礫川全次のコラムと名言

礫川全次〈コイシカワ・ゼンジ〉のコラムと名言。コラムは、その時々に思いついたことなど。名言は、その日に見つけた名言など。

明治初年における李鴻章の対日認識

2012-06-05 06:43:21 | 日記

◎明治初年における李鴻章の対日認識

 昨日のコラムで、渡辺修二郎の『東方関係』という本を紹介した。その七六ページに、清国の直隷総督・李鴻章が、一八八一年(明治一四)に、ある「韓人」に送った私書というものが引用されている。渡辺によれば、これは私書ではあったが、当時、「韓廷」(朝鮮国宮廷)に達したものらしい。その文面は、以下の通り(カタカナ文をひらがな文にし、若干、表記を変えた)。
―日本は近年西洋の法を学びて、営造百端自ら富強の術を得たりと謂へども、その実は国庫の空虚を致して、国債累々たるの状況なれば、四方に事を起して雄図を拓〈ヒラ〉き以てその費したる所を償はんと欲するの情なきを得ず。その疆宇〔領土〕相望むの地、北は貴国〔朝鮮〕にして、南は即ち中国の台湾、これ日本人の最も意を注ぐ所なりと云々。かの日本はその詐力を恃〈タノ〉みて、鯨呑蚕食、その琉球を廃滅したるの一事以て端倪〈タンゲイ〉を露〈アラハ〉したり、貴国固〈モト〉より以てこれに備〈ソナフ〉ること無かるべからず云々。

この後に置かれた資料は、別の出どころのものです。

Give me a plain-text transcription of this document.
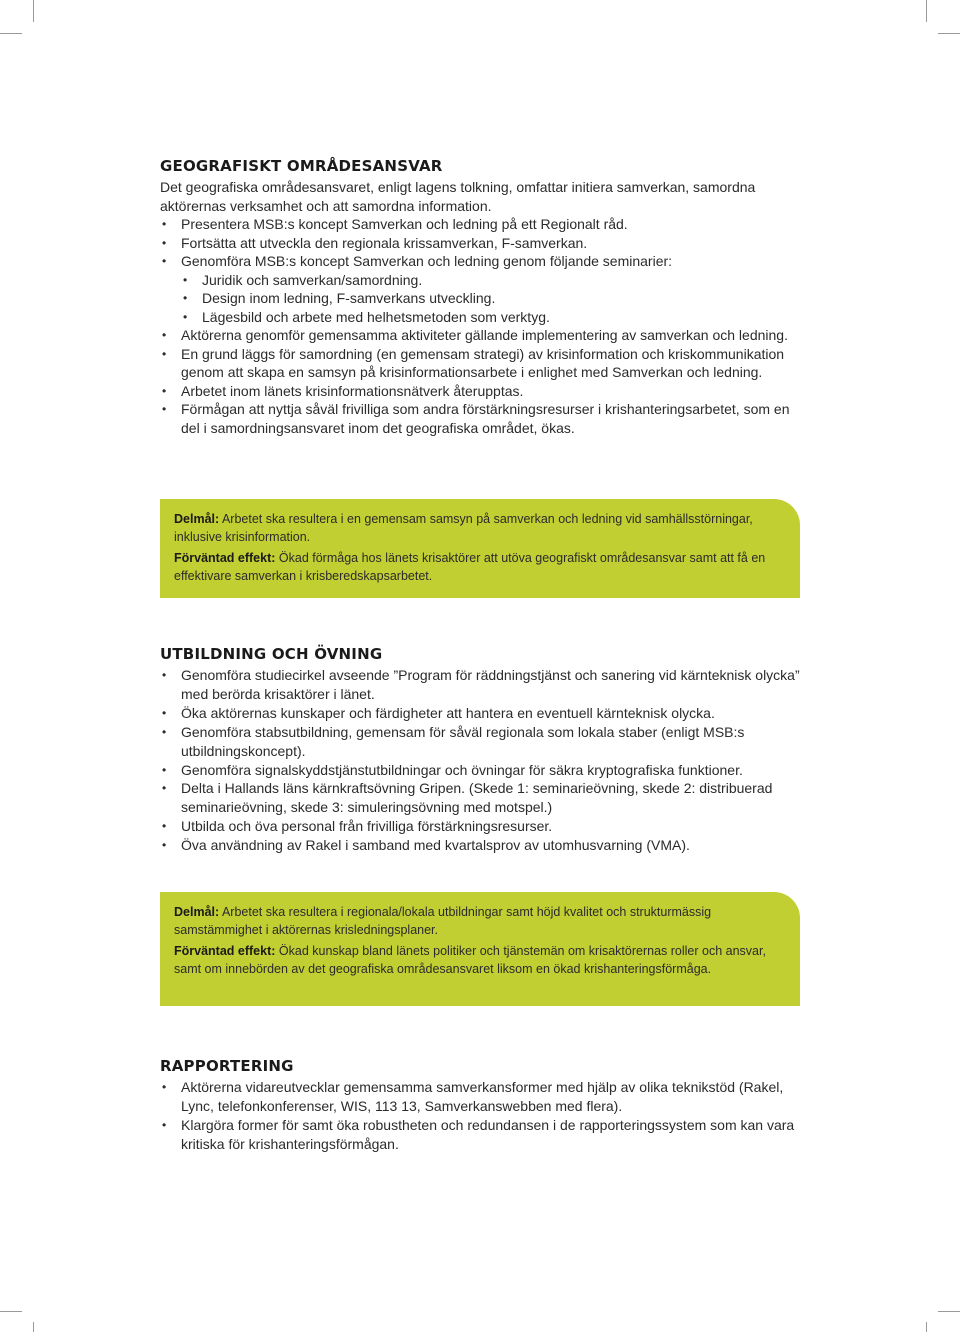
GEOGRAFISKT OMRÅDESANSVAR

Det geografiska områdesansvaret, enligt lagens tolkning, omfattar initiera samverkan, samordna aktörernas verksamhet och att samordna information.

• Presentera MSB:s koncept Samverkan och ledning på ett Regionalt råd.
• Fortsätta att utveckla den regionala krissamverkan, F-samverkan.
• Genomföra MSB:s koncept Samverkan och ledning genom följande seminarier:
• Juridik och samverkan/samordning.
• Design inom ledning, F-samverkans utveckling.
• Lägesbild och arbete med helhetsmetoden som verktyg.
• Aktörerna genomför gemensamma aktiviteter gällande implementering av samverkan och ledning.
• En grund läggs för samordning (en gemensam strategi) av krisinformation och kriskommunikation genom att skapa en samsyn på krisinformationsarbete i enlighet med Samverkan och ledning.
• Arbetet inom länets krisinformationsnätverk återupptas.
• Förmågan att nyttja såväl frivilliga som andra förstärkningsresurser i krishanteringsarbetet, som en del i samordningsansvaret inom det geografiska området, ökas.

Delmål: Arbetet ska resultera i en gemensam samsyn på samverkan och ledning vid samhällsstörningar, inklusive krisinformation.

Förväntad effekt: Ökad förmåga hos länets krisaktörer att utöva geografiskt områdesansvar samt att få en effektivare samverkan i krisberedskapsarbetet.

UTBILDNING OCH ÖVNING
• Genomföra studiecirkel avseende ”Program för räddningstjänst och sanering vid kärnteknisk olycka” med berörda krisaktörer i länet.
• Öka aktörernas kunskaper och färdigheter att hantera en eventuell kärnteknisk olycka.
• Genomföra stabsutbildning, gemensam för såväl regionala som lokala staber (enligt MSB:s utbildningskoncept).
• Genomföra signalskyddstjänstutbildningar och övningar för säkra kryptografiska funktioner.
• Delta i Hallands läns kärnkraftsövning Gripen. (Skede 1: seminarieövning, skede 2: distribuerad seminarieövning, skede 3: simuleringsövning med motspel.)
• Utbilda och öva personal från frivilliga förstärkningsresurser.
• Öva användning av Rakel i samband med kvartalsprov av utomhusvarning (VMA).

Delmål: Arbetet ska resultera i regionala/lokala utbildningar samt höjd kvalitet och strukturmässig samstämmighet i aktörernas krisledningsplaner.

Förväntad effekt: Ökad kunskap bland länets politiker och tjänstemän om krisaktörernas roller och ansvar, samt om innebörden av det geografiska områdesansvaret liksom en ökad krishanteringsförmåga.

RAPPORTERING
• Aktörerna vidareutvecklar gemensamma samverkansformer med hjälp av olika teknikstöd (Rakel, Lync, telefonkonferenser, WIS, 113 13, Samverkanswebben med flera).
• Klargöra former för samt öka robustheten och redundansen i de rapporteringssystem som kan vara kritiska för krishanteringsförmågan.
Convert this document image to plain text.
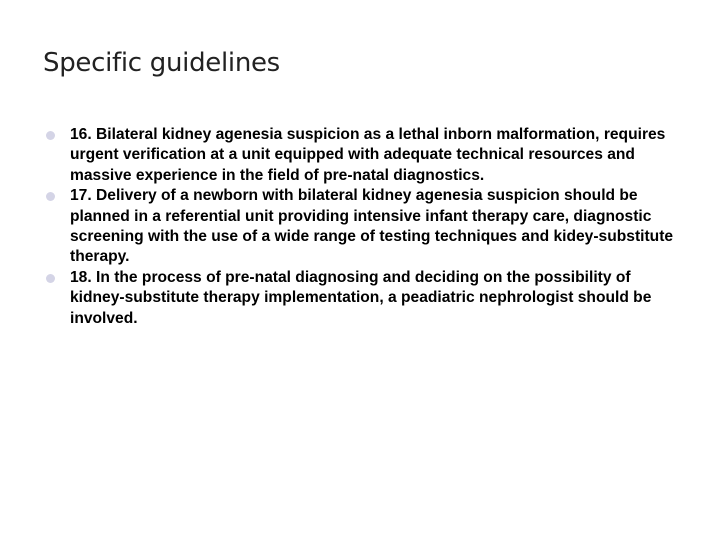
Specific guidelines
16. Bilateral kidney agenesia suspicion as a lethal inborn malformation, requires urgent verification at a unit equipped with adequate technical resources and massive experience in the field of pre-natal diagnostics.
17. Delivery of a newborn with bilateral kidney agenesia suspicion should be planned in a referential unit providing intensive infant therapy care, diagnostic screening with the use of a wide range of testing techniques and kidey-substitute therapy.
18. In the process of pre-natal diagnosing and deciding on the possibility of kidney-substitute therapy implementation, a peadiatric nephrologist should be involved.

―
 この書簡を受け取った「韓人」が誰であるかは不詳。また、著者の渡辺は、自分がこの書簡を閲読できた経緯を示していない。日本の官憲が、何らかの方法で入手した同書簡を、閲読・複写する便宜を与えられたものか。
 それにしても、ここに見られる李鴻章の当時の日本に対する観察は、きわめて的確であり、朝鮮に対する忠告も当を得ていると言わざるをえない。【この話、続く】

今日の名言 2012・6・5

◎そもそも迷路の問題は、出口から眺めれば答えは一目瞭然だった
 理論物理学者(慶応大学名誉教授)の米沢富美子さんの言葉。米沢さんは、小学校5年の時に受けた知能テストで、IQ175であることが判明した。これは、当時(1948年)、「大阪で一番」の成績であった。担任の先生が、家まで走って知らせにきたという。しかし、米沢さんにとっては、知能テストの問題は簡単すぎた。おそらく迷路の問題も、出口のほうから難なく解いていったのだろう。今日の日本経済新聞「私の履歴書」より。